Yarın vaktim olursa mutlaka post yayınlayacağım.
Şimdiden mutlu bayramlar, Cumhuriyet Bayramı'mız kutlu olsun!

My Mad Fat Diary

Herkese merhaba!
Sınavlar başlamadan bu postu yazmak istedim."My Mad Fat Diary" benim bırakmadan izlediğim tek yabancı dizi.Ben çok dizi izleyen biri değilim, ama bu diziyi bu yaz başlayıp bu yaz bitirdim.Zaten iki sezon mevcuttu,biri 7 diğeri ise 6 bölümden oluşuyor bu sezonların.
3.sezon Mart 2015'de başlayacakmış.Heyecanla bekliyorum.
Google'a My Mad Fat Diary yazdığınızda Vikipedia kaynağınndan bu bilgiye ulaşıyorsunuz.
''Hikaye 1996 yılında geçiyor  Rae'nin birkaç aydır kaldığı klinikten çıkmasıyla başlıyor. Klinikte kaldığını kimseye söylemeyen Rae buradan çıkmasına rağmen Kester isimli psikoloğu ile terapilere devam ediyor ve ara ara klinikteki arkadaşı Tix’i görmeye geliyor. Psikoloğunun ricası üzerine günlüğü yazmaya başlıyor.

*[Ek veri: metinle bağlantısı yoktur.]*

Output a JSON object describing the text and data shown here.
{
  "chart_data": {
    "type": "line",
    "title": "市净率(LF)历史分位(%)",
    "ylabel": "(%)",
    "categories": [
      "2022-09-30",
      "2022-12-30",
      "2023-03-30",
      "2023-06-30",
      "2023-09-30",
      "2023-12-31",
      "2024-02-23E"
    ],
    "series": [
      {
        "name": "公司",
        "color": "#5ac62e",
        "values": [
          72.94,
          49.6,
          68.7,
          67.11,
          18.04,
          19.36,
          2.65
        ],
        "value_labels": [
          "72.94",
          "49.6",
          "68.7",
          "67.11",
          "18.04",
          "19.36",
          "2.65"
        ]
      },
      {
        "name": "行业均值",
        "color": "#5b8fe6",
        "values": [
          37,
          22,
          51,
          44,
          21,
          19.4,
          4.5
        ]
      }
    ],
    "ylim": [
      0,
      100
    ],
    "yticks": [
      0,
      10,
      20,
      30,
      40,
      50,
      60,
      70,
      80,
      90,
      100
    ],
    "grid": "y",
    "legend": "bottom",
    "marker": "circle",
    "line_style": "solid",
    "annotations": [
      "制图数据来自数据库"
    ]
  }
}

Rae klinikten çıktıktan sonra çocukluk arkadaşı Chloe ve Chloe'nin arkadaş grubuyla takılmaya başlıyor.
Vikipedia'nın da anlattığı gibi genç bir kızın hikayesinin anlatıldığı bu diziyi severek izlememdeki en önemli sebep karakterlerin çok samimi oluşu ve senaryo.Türk dizilerindeki gibi hiçbir şey yılan hikayesine dönmüyor,yaşanıyor ve bitiyor.Genelde başrol  Rae'nin cümleleriyle başlayan  bölümler ortalama 40 dakikada bitiyor.Eğer siz de benim gibi bilim kurgu ve fantastik öge içerikli dizi/fiilmlerden hoşlanmıyorsanız,bu hikayeyi seveceğinizi düşünüyorum.
Yine bu yaz ''Lost''a başlamıştım ama yayınlandığı dönem ablam izlediğinden, dolayısıyla sonunu bildiğimden ve çok fazla bölüm olduğundan izlemeyi bıraktım.
Eğer bu tarz yazıları okumayı seviyorsanız,lütfen yorumlarda belirtin.
Okuduğunuz için teşekkür ederim.Bir sonraki posta kadar görüşmek üzere,hoşçakalın!

24 Ekim 2014 Cuma

Yurt Dışı Gezisi

Merhaba!
Bir hafta daha geride kaldı, ekim bitmek üzere.
Sizlerle paylaşmak istediğim haberler var.Ocak ayının sonunda okulumla dolayısıyla arkadaşlarımla yurt dışına gidiyorum.Çok mutlu bir o kadar da heyecanlıyım.Daha önce yurtdışına çıkma fırsatım olmamıştı ama altı günde beş ülke gezmiş olacağım bu gezi sayesinde.Bu ülkeler Avusturya, Almanya, Macaristan,Çek Cumhuriyeti ve Slovakya.
Bu geziden sonra blogdan gezdiğim yerlerin fotoğraflarının fışkırmamasına imkan yok, şimdiden çekeceğim fotoğrafların hayalini kuruyorum.
Bu fotoğrafı bugün okul çıkışı çektim, sonbahar da bitiyor artık..
Bugün cuma, yani benim en sevdiğim gün.Yarın uyuyacağım demek isterdim ama malesef sabah 8.30'da dersim var, olsun bir sonraki haftasonu uyuyacağım. Yarın dershane çıkışında da arkadaşlarımla buluşup sinemeya gideceğiz. Hangi filme gideceğimize henüz karar vermedik.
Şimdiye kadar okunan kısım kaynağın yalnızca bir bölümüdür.